Wir trockneten unsere Sachen beim Mittagessen im Café des Museums, dessen Besuch noch vor mir lag. Nachdem wir also in modernem Ambiente gespeist haben und den Ozeanriesen bewundert haben, machte ich mich auf den Weg zur Kasse des Museums. Da gab es nur einen Haken — es gibt keine Kasse, denn das Museum ist gänzlich kostenlos und finanziert sich über Spenden. Drei Etagen zeitgenössische Kunst. Kostenlos. Davon sollte sich Dresden mal eine Scheibe abschneiden…

Morgen geht es dann mit dem Zug zuerst ans südliche Ende von Sydney, an dem wir unseren Camper für die kommende Woche in Beschlag nehmen, und dann nach Norden in Richtung Brisbane.

» Stay Left «

27. September 2015, 12:50

Marley, unser kleiner Hippie-Camper

Gestern haben wir nun also unseren Van abgeholt. Dazu mussten wir erstmal eine Stunde mit dem Zug fahren, um ganz in den Süden von Sydney zu gelangen. Nach dem Erledigen des Papierkrams und dem guten Hinweis »stay left«, sprich »bleib links« wurde ich ins kalte Wasser geworfen und musste sofort quer durch Sydney fahren. Auf der linken Straßenseite, mit dem Fahrersitz auf der rechten Seite — daran musste ich mich erstmal gewöhnen.
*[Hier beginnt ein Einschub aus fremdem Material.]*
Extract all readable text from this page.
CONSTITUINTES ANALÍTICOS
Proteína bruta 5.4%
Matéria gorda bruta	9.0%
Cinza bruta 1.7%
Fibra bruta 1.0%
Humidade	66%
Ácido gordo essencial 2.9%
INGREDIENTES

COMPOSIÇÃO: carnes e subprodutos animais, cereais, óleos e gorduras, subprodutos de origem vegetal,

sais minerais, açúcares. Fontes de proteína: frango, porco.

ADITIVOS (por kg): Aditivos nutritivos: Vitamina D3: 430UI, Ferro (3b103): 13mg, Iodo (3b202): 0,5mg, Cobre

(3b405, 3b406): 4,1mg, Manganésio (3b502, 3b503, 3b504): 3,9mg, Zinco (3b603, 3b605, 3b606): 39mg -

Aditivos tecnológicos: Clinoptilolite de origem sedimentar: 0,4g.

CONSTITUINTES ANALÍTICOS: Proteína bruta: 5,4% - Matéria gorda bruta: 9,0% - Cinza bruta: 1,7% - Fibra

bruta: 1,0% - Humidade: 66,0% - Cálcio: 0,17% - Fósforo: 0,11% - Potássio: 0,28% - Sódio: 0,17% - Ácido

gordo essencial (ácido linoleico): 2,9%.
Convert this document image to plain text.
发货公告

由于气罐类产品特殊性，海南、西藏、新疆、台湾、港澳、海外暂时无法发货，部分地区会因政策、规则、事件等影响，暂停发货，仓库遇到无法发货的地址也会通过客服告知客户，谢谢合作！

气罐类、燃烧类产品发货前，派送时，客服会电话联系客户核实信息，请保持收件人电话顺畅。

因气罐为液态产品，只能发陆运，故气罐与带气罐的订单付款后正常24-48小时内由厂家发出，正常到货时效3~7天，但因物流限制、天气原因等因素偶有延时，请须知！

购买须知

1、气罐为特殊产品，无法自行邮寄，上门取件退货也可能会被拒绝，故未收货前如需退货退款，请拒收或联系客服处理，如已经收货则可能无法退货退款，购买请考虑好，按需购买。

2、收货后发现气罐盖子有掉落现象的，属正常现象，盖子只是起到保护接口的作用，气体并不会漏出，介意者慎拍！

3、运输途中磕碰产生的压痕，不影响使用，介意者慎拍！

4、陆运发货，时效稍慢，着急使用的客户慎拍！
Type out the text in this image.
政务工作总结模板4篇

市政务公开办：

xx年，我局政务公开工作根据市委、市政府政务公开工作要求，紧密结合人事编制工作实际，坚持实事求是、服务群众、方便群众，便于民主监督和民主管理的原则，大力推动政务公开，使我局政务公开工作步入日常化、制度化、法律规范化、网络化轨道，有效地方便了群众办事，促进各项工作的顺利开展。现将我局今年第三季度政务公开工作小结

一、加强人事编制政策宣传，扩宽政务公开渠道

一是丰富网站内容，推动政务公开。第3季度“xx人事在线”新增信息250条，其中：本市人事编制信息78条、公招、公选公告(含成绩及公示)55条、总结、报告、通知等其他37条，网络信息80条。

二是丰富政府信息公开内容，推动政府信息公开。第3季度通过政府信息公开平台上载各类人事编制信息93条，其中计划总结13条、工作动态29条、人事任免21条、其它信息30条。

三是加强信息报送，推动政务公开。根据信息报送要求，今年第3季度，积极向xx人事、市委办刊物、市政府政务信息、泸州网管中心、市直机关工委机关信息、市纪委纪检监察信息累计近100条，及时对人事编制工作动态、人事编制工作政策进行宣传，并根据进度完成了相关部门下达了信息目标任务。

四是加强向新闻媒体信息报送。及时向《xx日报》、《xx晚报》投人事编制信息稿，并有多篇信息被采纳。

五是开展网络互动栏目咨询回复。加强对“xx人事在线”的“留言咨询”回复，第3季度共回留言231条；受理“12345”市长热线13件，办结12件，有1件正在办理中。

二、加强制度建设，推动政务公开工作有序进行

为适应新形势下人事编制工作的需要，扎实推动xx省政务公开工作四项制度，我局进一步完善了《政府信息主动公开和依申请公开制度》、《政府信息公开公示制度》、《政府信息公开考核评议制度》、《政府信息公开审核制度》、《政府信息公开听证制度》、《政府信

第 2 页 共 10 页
Zwar mussten wir nur über einen Highway fahren, allerdings heißt das hier nichts besonderes. Die Straße ist zwar vierspurig, allerdings gibt es ziemlich viele normale Kreuzungen mit Ampeln. Also von wegen gemütliche Gewöhnungsphase.

Mit ein bisschen mehr Gefühl für den Van und das Linksfahren ging dann aber alles gut. Auf der Strecke haben wir auch Orte wie Toronto und Cardiff passiert (wer hätte gedacht, dass Weltreisen so einfach sind…).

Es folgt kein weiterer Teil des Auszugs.